First up was the Fast Forward 2030: The Future of Work and the Workplace report from CBRE and Genesis, which was less about how work will look in 15 years time as what kind of workplace Millennials would love to have right now.

We then had New Ways of Working from the Virgin backed B Team, which looked at some of the things driving the change in our workplace.

We’ve even had the recent launch of the crowdsourced Workplace Conversation, which is a project supported by a number of UK professional bodies, which was followed closely by a paper from The Hamilton Project, which looked at the topic from a macroeconomic perspective.

A Busy Landscape

As you can see, it’s a pretty busy environment, but one thing that broadly unites all of these efforts is that they focus primarily on how they believe things will be.

Whilst the latest report from the Institute for Corporate Productivity (i4cp) certainly has that aspect to it, it also has some valuable steps that HR departments can take right now to adapt to the changing nature of work.

The report, which was led by John Boudreau, author of Lead the Work: Navigating a World Beyond Employment, interviewed executives from over 80 large companies, with the overwhelming consensus that their skilled workforce would increasingly be employed in less traditional ways than ever before.

“Clearly, Uber epitomizes the growing non-traditional labor force, as well as changing ideas and attitudes about both the implicit and explicit employer-employee contract.
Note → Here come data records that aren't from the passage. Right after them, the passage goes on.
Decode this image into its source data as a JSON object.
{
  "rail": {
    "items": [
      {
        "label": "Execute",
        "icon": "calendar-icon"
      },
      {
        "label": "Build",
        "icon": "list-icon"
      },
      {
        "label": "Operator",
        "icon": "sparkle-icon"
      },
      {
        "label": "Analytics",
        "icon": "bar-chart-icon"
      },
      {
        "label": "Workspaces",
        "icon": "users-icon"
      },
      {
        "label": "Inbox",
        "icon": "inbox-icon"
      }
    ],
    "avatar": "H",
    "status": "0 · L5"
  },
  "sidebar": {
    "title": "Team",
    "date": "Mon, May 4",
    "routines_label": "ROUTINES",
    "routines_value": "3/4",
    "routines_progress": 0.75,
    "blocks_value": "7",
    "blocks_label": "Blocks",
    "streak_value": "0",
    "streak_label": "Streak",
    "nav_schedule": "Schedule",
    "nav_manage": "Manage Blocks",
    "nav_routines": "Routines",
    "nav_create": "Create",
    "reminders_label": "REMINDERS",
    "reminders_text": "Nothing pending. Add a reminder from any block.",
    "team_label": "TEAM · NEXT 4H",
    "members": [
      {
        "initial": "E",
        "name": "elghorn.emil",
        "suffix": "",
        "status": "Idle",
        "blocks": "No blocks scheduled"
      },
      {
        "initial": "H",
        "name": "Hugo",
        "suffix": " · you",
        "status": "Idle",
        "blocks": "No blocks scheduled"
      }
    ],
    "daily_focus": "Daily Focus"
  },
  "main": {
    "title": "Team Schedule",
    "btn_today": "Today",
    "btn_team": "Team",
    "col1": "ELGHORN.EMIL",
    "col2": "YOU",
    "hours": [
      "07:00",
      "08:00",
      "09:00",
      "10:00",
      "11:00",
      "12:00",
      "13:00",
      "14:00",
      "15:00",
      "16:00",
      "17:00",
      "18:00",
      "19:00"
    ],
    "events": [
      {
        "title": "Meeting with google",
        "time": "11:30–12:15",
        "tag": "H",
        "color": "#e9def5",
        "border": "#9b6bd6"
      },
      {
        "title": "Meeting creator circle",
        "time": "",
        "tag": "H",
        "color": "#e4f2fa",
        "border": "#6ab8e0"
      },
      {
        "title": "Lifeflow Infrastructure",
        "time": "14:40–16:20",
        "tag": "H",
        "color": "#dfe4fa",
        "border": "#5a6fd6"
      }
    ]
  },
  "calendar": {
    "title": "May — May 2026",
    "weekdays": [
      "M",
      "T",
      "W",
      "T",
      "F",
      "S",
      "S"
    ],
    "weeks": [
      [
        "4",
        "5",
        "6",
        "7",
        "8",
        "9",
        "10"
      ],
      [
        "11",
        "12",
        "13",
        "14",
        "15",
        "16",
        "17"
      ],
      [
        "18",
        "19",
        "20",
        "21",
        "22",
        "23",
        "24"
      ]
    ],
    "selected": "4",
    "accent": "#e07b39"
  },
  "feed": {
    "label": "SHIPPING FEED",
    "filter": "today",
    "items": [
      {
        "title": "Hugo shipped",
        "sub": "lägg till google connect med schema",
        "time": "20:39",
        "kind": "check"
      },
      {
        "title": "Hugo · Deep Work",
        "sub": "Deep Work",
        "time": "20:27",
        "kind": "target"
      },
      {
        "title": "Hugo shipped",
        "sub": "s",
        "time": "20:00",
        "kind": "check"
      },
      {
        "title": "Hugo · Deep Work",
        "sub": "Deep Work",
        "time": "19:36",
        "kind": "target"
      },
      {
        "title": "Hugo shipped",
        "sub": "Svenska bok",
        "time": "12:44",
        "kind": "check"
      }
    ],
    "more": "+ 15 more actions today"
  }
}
This evolution—one rooted in accelerating worker demand for control and flexibility—affects many companies across a diverse set of industries and business models,” said Kevin Oakes, CEO at i4cp. “We believe this will increasingly become a greater factor in any organization’s ability to attract and retain talent, as well as achieve productivity gains.”

Where to Go Next

The report identifies four key areas to consider:

  1. Culture – I’ve written previously about the significant shift in culture that can be forced when large chunks of the workforce work remotely, but the report reminds us that similar shifts can occur when large chunks of the workforce are flexible.  Of course, this can have positive benefits in terms of greater thought diversity, but it’s an issue to beware of.
  2. Career development – It’s inevitable that traditional notions and tools for career development will undergo some changes as the workforce becomes more flexible.  There is also likely to be a significant change to how employees learn and develop the skills required to remain useful in the labor market.
  3. Changing communication – As the workforce changes, the skills required of managers will also shift, with a greater emphasis on managing uncertainty and complexity likely.  This will necessitate greater collaboration skills of managers as well as employees.
  4. A global talent pool – The multitude of talent marketplaces have changed how we perceive recruitment, opening up a vast pool of potential talent to call upon.  It will be vital that managers are aware of these platforms, and adept at using them to source the best talent they can.

Overall it’s a fine report as it doesn’t get carried away at looking at how work might look in 20 years time, but instead focuses on some of the changes we’re seeing right now and how managers might respond to those changes.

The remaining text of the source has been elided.